The massacre of 17 students and adults by a rifle-wielding gunman at a Florida high school last week invigorated calls for gun control from activists, survivors of the shooting and parents of the slain victims.
On Wednesday, Trump attended a listening session with the families of mass shooting victims in the White House. He asked the speakers to propose solutions on gun violence, and posited a number of his own suggestions.
Trump told the group he would be "very strong on background checks" and would consider strengthened mental health reforms. He also said if teachers were "adept at firearms" they could end the attacks "very quickly." These suggestions followed the Trump administration's recent proposal to ban so-called bump stocks, which modify semi-automatic rifles to shoot bullets more quickly.
In seven tweets on the issue of gun policy on Thursday morning, Trump strongly advocated arming "only the best" trained teachers with guns in schools.
"20% of teachers, a lot, would now be able to ... immediately fire back if a savage sicko came to a school with bad intentions," Trump tweeted. "ATTACKS WOULD END!"
Armed teachers in schools would solve the problem of school shootings "instantly," he added.
Deputy press secretary Shah may also be questioned on ongoing debates over immigration policy, and special counsel Robert Mueller's recent indictments of Russian nationals and a Russian oligarch's son-in-law as part of his probe into Russian malfeasance in the 2016 presidential election.
Shah's debut on the lectern came on Feb. 8, when the press official fielded questions about former White House staff secretary Rob Porter's security clearance and sudden resignation in light of reports that he abused his former wives.
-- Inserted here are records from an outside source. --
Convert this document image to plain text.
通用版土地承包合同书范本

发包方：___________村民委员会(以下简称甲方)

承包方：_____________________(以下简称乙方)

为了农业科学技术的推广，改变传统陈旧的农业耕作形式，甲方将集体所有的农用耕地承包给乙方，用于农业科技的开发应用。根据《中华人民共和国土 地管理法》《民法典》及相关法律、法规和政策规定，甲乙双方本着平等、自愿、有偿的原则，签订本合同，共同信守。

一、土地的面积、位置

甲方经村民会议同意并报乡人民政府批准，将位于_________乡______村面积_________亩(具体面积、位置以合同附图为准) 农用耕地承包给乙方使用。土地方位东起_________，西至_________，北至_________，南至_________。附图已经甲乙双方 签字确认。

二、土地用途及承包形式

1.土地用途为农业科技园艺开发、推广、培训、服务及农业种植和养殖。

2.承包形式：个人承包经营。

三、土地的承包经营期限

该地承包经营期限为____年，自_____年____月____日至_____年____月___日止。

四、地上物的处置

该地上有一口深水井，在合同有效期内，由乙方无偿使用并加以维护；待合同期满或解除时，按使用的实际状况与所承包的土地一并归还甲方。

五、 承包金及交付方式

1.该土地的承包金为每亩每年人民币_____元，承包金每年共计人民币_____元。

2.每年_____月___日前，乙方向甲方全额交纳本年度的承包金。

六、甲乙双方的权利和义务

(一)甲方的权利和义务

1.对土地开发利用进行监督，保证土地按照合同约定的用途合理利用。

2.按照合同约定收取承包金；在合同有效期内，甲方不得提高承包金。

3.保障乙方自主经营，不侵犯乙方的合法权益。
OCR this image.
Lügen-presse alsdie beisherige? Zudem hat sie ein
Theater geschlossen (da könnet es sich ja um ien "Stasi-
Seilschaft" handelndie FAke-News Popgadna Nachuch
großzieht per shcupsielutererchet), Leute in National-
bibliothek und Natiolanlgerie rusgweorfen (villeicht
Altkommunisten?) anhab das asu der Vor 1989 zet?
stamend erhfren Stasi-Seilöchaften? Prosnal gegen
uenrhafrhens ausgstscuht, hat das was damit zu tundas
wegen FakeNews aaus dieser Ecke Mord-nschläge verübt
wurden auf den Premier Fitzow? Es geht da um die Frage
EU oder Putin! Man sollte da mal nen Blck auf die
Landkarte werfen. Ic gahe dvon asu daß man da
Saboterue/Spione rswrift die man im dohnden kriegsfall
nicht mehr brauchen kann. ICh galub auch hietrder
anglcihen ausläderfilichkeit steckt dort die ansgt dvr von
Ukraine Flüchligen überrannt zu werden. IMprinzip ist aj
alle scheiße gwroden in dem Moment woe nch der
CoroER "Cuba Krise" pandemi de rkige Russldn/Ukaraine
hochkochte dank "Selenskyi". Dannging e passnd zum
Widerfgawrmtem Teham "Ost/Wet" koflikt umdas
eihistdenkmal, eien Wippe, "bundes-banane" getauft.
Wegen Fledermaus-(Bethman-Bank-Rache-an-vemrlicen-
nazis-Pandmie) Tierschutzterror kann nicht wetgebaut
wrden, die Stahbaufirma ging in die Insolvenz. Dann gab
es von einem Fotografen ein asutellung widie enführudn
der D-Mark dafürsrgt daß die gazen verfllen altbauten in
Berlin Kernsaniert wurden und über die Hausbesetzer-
In that briefing, Shah said that the Trump administration "could have done better" in its handling of Porter and his ouster.
The administration has subsequently offered contradictory explanations on various aspects of the matter, including the process by which Porter was granted an "interim security clearance," the timeline of the FBI's reports to the White House about Porter, and current Chief of Staff John Kelly's knowledge of Porter's allegedly violent background.